Княжна Марья молча посмотрела на него и нежно улыбнулась. – Ведь я вас давно знаю и люблю как брата, – сказала она. – Как вы нашли Андрея? – спросила она поспешно, не давая ему времени сказать что нибудь в ответ на ее ласковые слова. – Он очень беспокоит меня. Здоровье его зимой лучше, но прошлой весной рана открылась, и доктор сказал, что он должен ехать лечиться. И нравственно я очень боюсь за него. Он не такой характер как мы, женщины, чтобы выстрадать и выплакать свое горе. Он внутри себя носит его. Нынче он весел и оживлен; но это ваш приезд так подействовал на него: он редко бывает таким. Ежели бы вы могли уговорить его поехать за границу! Ему нужна деятельность, а эта ровная, тихая жизнь губит его. Другие не замечают, а я вижу.
В 10 м часу официанты бросились к крыльцу, заслышав бубенчики подъезжавшего экипажа старого князя. Князь Андрей с Пьером тоже вышли на крыльцо.
– Это кто? – спросил старый князь, вылезая из кареты и угадав Пьера.
– AI очень рад! целуй, – сказал он, узнав, кто был незнакомый молодой человек.
Старый князь был в хорошем духе и обласкал Пьера.
Перед ужином князь Андрей, вернувшись назад в кабинет отца, застал старого князя в горячем споре с Пьером.
Пьер доказывал, что придет время, когда не будет больше войны.

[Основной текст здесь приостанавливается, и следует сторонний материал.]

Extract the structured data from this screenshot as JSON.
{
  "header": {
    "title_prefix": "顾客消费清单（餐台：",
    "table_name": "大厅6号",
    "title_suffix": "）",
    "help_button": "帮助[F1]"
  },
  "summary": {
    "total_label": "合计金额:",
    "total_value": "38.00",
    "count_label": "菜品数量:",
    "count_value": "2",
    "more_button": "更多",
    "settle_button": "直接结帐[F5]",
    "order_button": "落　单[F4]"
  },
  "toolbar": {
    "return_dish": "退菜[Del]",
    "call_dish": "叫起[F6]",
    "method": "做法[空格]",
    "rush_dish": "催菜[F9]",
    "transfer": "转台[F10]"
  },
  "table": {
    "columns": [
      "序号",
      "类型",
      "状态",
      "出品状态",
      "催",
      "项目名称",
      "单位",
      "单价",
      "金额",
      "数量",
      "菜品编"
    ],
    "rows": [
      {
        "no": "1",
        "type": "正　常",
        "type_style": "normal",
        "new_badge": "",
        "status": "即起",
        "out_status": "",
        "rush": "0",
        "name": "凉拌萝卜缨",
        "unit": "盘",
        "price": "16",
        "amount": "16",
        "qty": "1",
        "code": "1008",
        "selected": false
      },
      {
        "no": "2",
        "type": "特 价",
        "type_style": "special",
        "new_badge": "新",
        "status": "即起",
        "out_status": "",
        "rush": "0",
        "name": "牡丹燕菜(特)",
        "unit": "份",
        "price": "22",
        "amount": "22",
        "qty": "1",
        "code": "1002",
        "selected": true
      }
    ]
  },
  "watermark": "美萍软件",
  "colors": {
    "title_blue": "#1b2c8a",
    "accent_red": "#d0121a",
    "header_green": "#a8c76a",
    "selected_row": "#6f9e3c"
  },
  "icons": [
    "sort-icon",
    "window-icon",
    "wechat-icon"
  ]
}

Старый князь, подтрунивая, но не сердясь, оспаривал его.
– Кровь из жил выпусти, воды налей, тогда войны не будет. Бабьи бредни, бабьи бредни, – проговорил он, но всё таки ласково потрепал Пьера по плечу, и подошел к столу, у которого князь Андрей, видимо не желая вступать в разговор, перебирал бумаги, привезенные князем из города. Старый князь подошел к нему и стал говорить о делах.
– Предводитель, Ростов граф, половины людей не доставил. Приехал в город, вздумал на обед звать, – я ему такой обед задал… А вот просмотри эту… Ну, брат, – обратился князь Николай Андреич к сыну, хлопая по плечу Пьера, – молодец твой приятель, я его полюбил! Разжигает меня. Другой и умные речи говорит, а слушать не хочется, а он и врет да разжигает меня старика. Ну идите, идите, – сказал он, – может быть приду, за ужином вашим посижу. Опять поспорю. Мою дуру, княжну Марью полюби, – прокричал он Пьеру из двери.
Пьер теперь только, в свой приезд в Лысые Горы, оценил всю силу и прелесть своей дружбы с князем Андреем. Эта прелесть выразилась не столько в его отношениях с ним самим, сколько в отношениях со всеми родными и домашними. Пьер с старым, суровым князем и с кроткой и робкой княжной Марьей, несмотря на то, что он их почти не знал, чувствовал себя сразу старым другом. Они все уже любили его. Не только княжна Марья, подкупленная его кроткими отношениями к странницам, самым лучистым взглядом смотрела на него; но маленький, годовой князь Николай, как звал дед, улыбнулся Пьеру и пошел к нему на руки. Михаил Иваныч, m lle Bourienne с радостными улыбками смотрели на него, когда он разговаривал с старым князем.